Research and development costs are expensed as incurred. These expenses include the costs of the Company’s proprietary research and development efforts, as well as costs incurred in connection with certain licensing arrangements. Before a compound receives regulatory approval, the Company records upfront and milestone payments made to third parties under licensing arrangements as expense. Upfront payments are recorded when incurred, and milestone payments are recorded when the specific milestone or progress has been achieved. Once a compound receives regulatory approval, the Company records any milestone payments in identifiable intangible assets, less accumulated amortization and, unless the asset is determined to have an indefinite life, the Company amortizes the payments on a straight-line basis over the remaining agreement term or the expected product life cycle, whichever is shorter.


Research and development expenses were $7,040 and $3,065 for the three months ended March 31, 2021 and 2020, respectively.
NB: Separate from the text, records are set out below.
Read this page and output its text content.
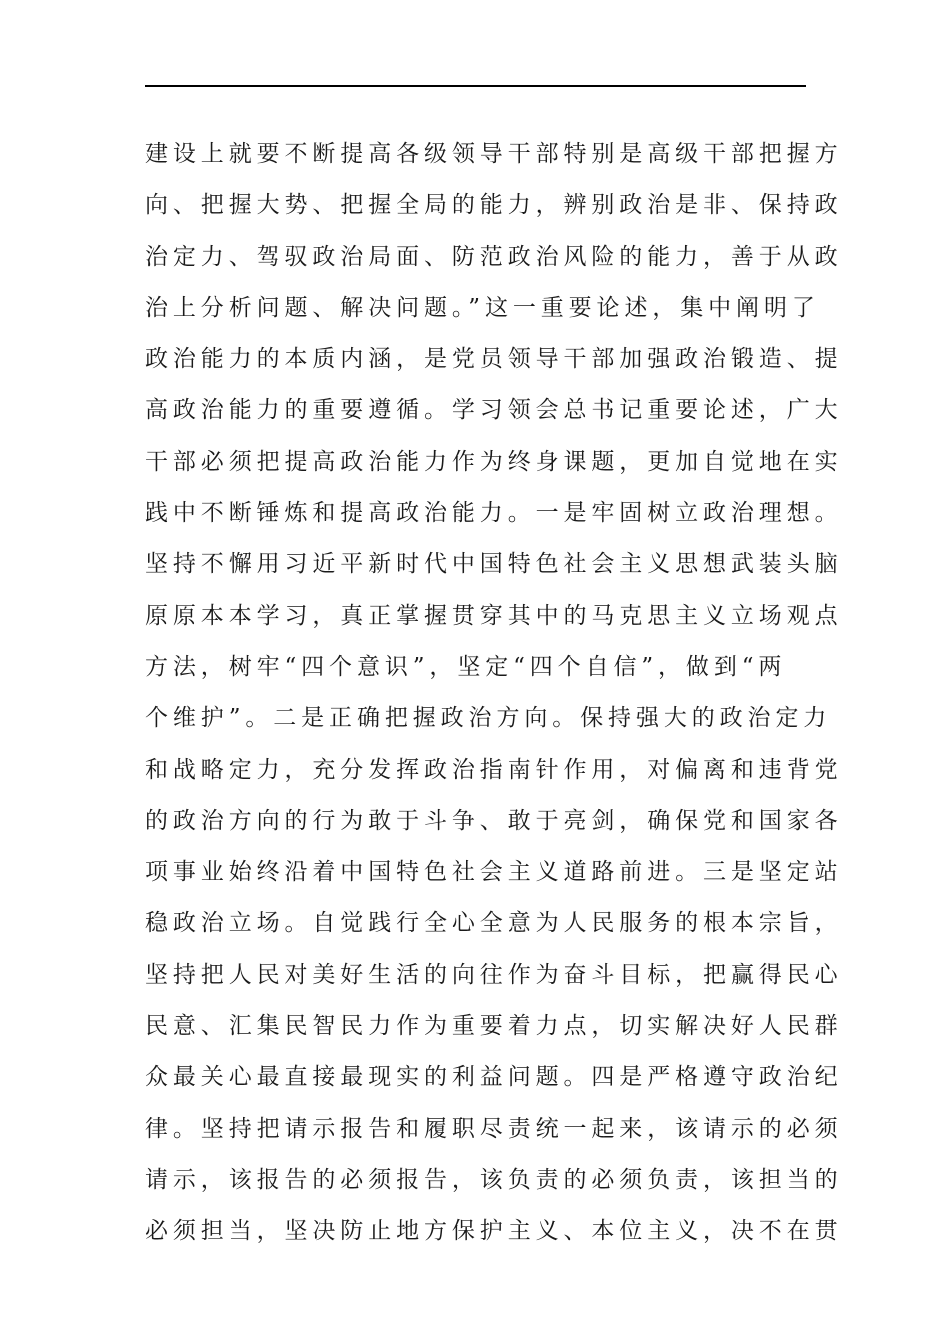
建设上就要不断提高各级领导干部特别是高级干部把握方
向、把握大势、把握全局的能力，辨别政治是非、保持政
治定力、驾驭政治局面、防范政治风险的能力，善于从政
治上分析问题、解决问题。”这一重要论述，集中阐明了
政治能力的本质内涵，是党员领导干部加强政治锻造、提
高政治能力的重要遵循。学习领会总书记重要论述，广大
干部必须把提高政治能力作为终身课题，更加自觉地在实
践中不断锤炼和提高政治能力。一是牢固树立政治理想。
坚持不懈用习近平新时代中国特色社会主义思想武装头脑
原原本本学习，真正掌握贯穿其中的马克思主义立场观点
方法，树牢“四个意识”，坚定“四个自信”，做到“两
个维护”。二是正确把握政治方向。保持强大的政治定力
和战略定力，充分发挥政治指南针作用，对偏离和违背党
的政治方向的行为敢于斗争、敢于亮剑，确保党和国家各
项事业始终沿着中国特色社会主义道路前进。三是坚定站
稳政治立场。自觉践行全心全意为人民服务的根本宗旨，
坚持把人民对美好生活的向往作为奋斗目标，把赢得民心
民意、汇集民智民力作为重要着力点，切实解决好人民群
众最关心最直接最现实的利益问题。四是严格遵守政治纪
律。坚持把请示报告和履职尽责统一起来，该请示的必须
请示，该报告的必须报告，该负责的必须负责，该担当的
必须担当，坚决防止地方保护主义、本位主义，决不在贯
Recent Accounting Pronouncements Adopted

Recent Accounting Pronouncements Adopted


In December 2019, the FASB issued Accounting Standards Update No. 2019-12, Income Taxes (Topic 740): Simplifying the Accounting for Income Taxes (“ASU 2019-12”). The amendments in ASU 2019-12 remove certain exceptions to the general principles in Accounting Standards Codification Topic 740. The amendments also clarify and amend existing guidance to improve consistent application. The amendments became effective for annual reporting periods beginning after December 15, 2020. On January 1, 2021, the Company adopted ASU 2019-12. The adoption of this standard did not have a material effect on the Company’s financial position, results of operations, or cash flows.

Subsequent Events

Subsequent Events


The Company evaluated subsequent events and transactions that occurred after the balance sheet date up to the date that the financial statements were available to be issued. Other than as described in Notes 5 and 10, the Company did not identify any subsequent events that would have required adjustment or disclosure in the financial statements.